Although a prolific figure in British and international cinema – with films such as Khartoum (1966) – he had his detractors, including David Thomson who wrote in his New Biographical Dictionary of Film:
“His films are decent, empty, and plodding and his association with Michael Relph is a fair representative of the British preference for bureaucratic cinema.”
There is some truth to this, and it can even be detected in a serious war drama like The Captive Heart. The stilted upper class speech of officers and the borderline comic cockney tones of infantrymen are all here in abundance.
Despite this, it is still worth seeing.
The original purpose may have been to ease British audiences back to normality, but its depiction of a blinded soldier (Gordon Jackson) and the complex nature of Michael Redgrave’s character do still resonate in this era of wounded veterans fresh from wars in the Middle East.

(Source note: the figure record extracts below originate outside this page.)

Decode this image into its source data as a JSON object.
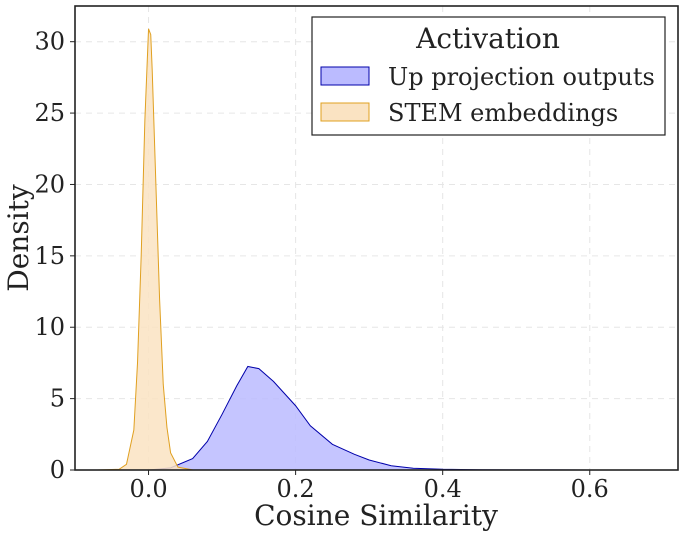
{
  "chart_data": {
    "type": "area",
    "title": "",
    "xlabel": "Cosine Similarity",
    "ylabel": "Density",
    "xlim": [
      -0.1,
      0.72
    ],
    "ylim": [
      0,
      32.5
    ],
    "xticks": [
      0.0,
      0.2,
      0.4,
      0.6
    ],
    "xtick_labels": [
      "0.0",
      "0.2",
      "0.4",
      "0.6"
    ],
    "yticks": [
      0,
      5,
      10,
      15,
      20,
      25,
      30
    ],
    "ytick_labels": [
      "0",
      "5",
      "10",
      "15",
      "20",
      "25",
      "30"
    ],
    "grid": true,
    "legend": {
      "title": "Activation",
      "placement": "top-right",
      "entries": [
        "Up projection outputs",
        "STEM embeddings"
      ]
    },
    "series": [
      {
        "name": "Up projection outputs",
        "fill_color": "#bbbbff",
        "line_color": "#0000aa",
        "x": [
          0.0,
          0.03,
          0.06,
          0.08,
          0.1,
          0.12,
          0.135,
          0.15,
          0.17,
          0.2,
          0.22,
          0.25,
          0.28,
          0.3,
          0.33,
          0.36,
          0.4,
          0.45,
          0.5,
          0.55,
          0.6,
          0.68
        ],
        "y": [
          0.0,
          0.15,
          0.8,
          2.0,
          3.9,
          5.9,
          7.25,
          7.1,
          6.2,
          4.5,
          3.1,
          1.8,
          1.1,
          0.7,
          0.3,
          0.12,
          0.05,
          0.02,
          0.01,
          0.005,
          0.0,
          0.0
        ]
      },
      {
        "name": "STEM embeddings",
        "fill_color": "#fae3c2",
        "line_color": "#e0a020",
        "x": [
          -0.07,
          -0.04,
          -0.03,
          -0.02,
          -0.015,
          -0.01,
          -0.005,
          0.0,
          0.003,
          0.005,
          0.01,
          0.015,
          0.02,
          0.025,
          0.03,
          0.04,
          0.06,
          0.08
        ],
        "y": [
          0.0,
          0.05,
          0.4,
          2.8,
          7.5,
          15.0,
          24.5,
          30.9,
          30.5,
          28.0,
          20.0,
          12.0,
          6.0,
          3.0,
          1.2,
          0.2,
          0.01,
          0.0
        ]
      }
    ]
  }
}
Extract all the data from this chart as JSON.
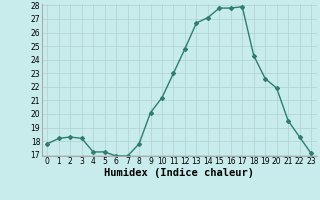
{
  "x": [
    0,
    1,
    2,
    3,
    4,
    5,
    6,
    7,
    8,
    9,
    10,
    11,
    12,
    13,
    14,
    15,
    16,
    17,
    18,
    19,
    20,
    21,
    22,
    23
  ],
  "y": [
    17.8,
    18.2,
    18.3,
    18.2,
    17.2,
    17.2,
    16.9,
    16.9,
    17.8,
    20.1,
    21.2,
    23.0,
    24.8,
    26.7,
    27.1,
    27.8,
    27.8,
    27.9,
    24.3,
    22.6,
    21.9,
    19.5,
    18.3,
    17.1
  ],
  "line_color": "#2e7d6e",
  "marker": "D",
  "marker_size": 2.0,
  "bg_color": "#c8ecec",
  "grid_color": "#b0d0d0",
  "xlabel": "Humidex (Indice chaleur)",
  "ylim": [
    17,
    28
  ],
  "xlim": [
    -0.5,
    23.5
  ],
  "yticks": [
    17,
    18,
    19,
    20,
    21,
    22,
    23,
    24,
    25,
    26,
    27,
    28
  ],
  "xticks": [
    0,
    1,
    2,
    3,
    4,
    5,
    6,
    7,
    8,
    9,
    10,
    11,
    12,
    13,
    14,
    15,
    16,
    17,
    18,
    19,
    20,
    21,
    22,
    23
  ],
  "tick_fontsize": 5.5,
  "xlabel_fontsize": 7.5,
  "line_width": 1.0
}
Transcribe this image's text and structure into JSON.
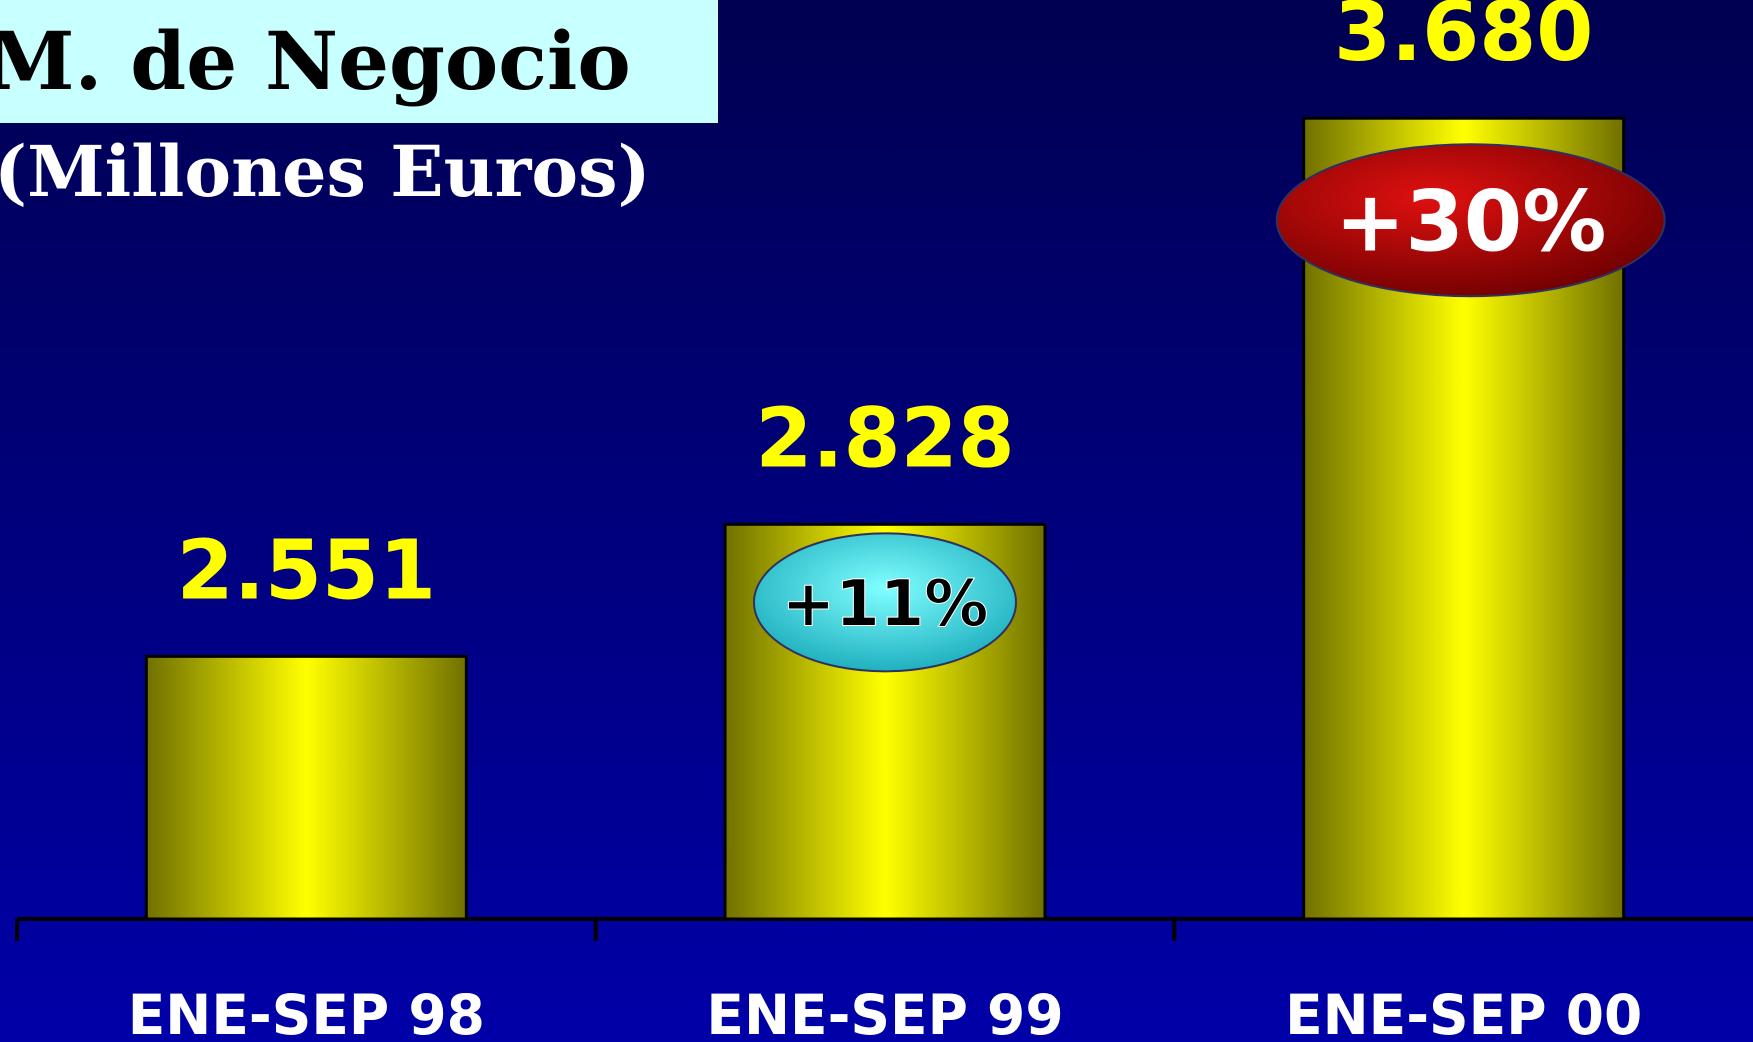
{
  "chart_data": {
    "type": "bar",
    "title": "M. de Negocio",
    "subtitle": "(Millones Euros)",
    "categories": [
      "ENE-SEP 98",
      "ENE-SEP 99",
      "ENE-SEP 00"
    ],
    "values": [
      2551,
      2828,
      3680
    ],
    "value_labels": [
      "2.551",
      "2.828",
      "3.680"
    ],
    "color": "#ffff00",
    "ylim": [
      2000,
      3800
    ],
    "annotations": [
      "+11%",
      "+30%"
    ]
  }
}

Another curious parallel is that the central conceit of the film is strikingly similar to a key plot element of TV modern classic Mad Men (2007-2015) – that of a major character posing as another man who died during World War II.
Other elements of interest include its release right after the war and use of actual prisoner of war camps in Germany. One of these was near Westertimke, which had remained largely intact after the end of the conflict.
Produced by the legendary Carl Foreman, it ultimately remains a standard issue World Two melodrama, not great but not too bad either.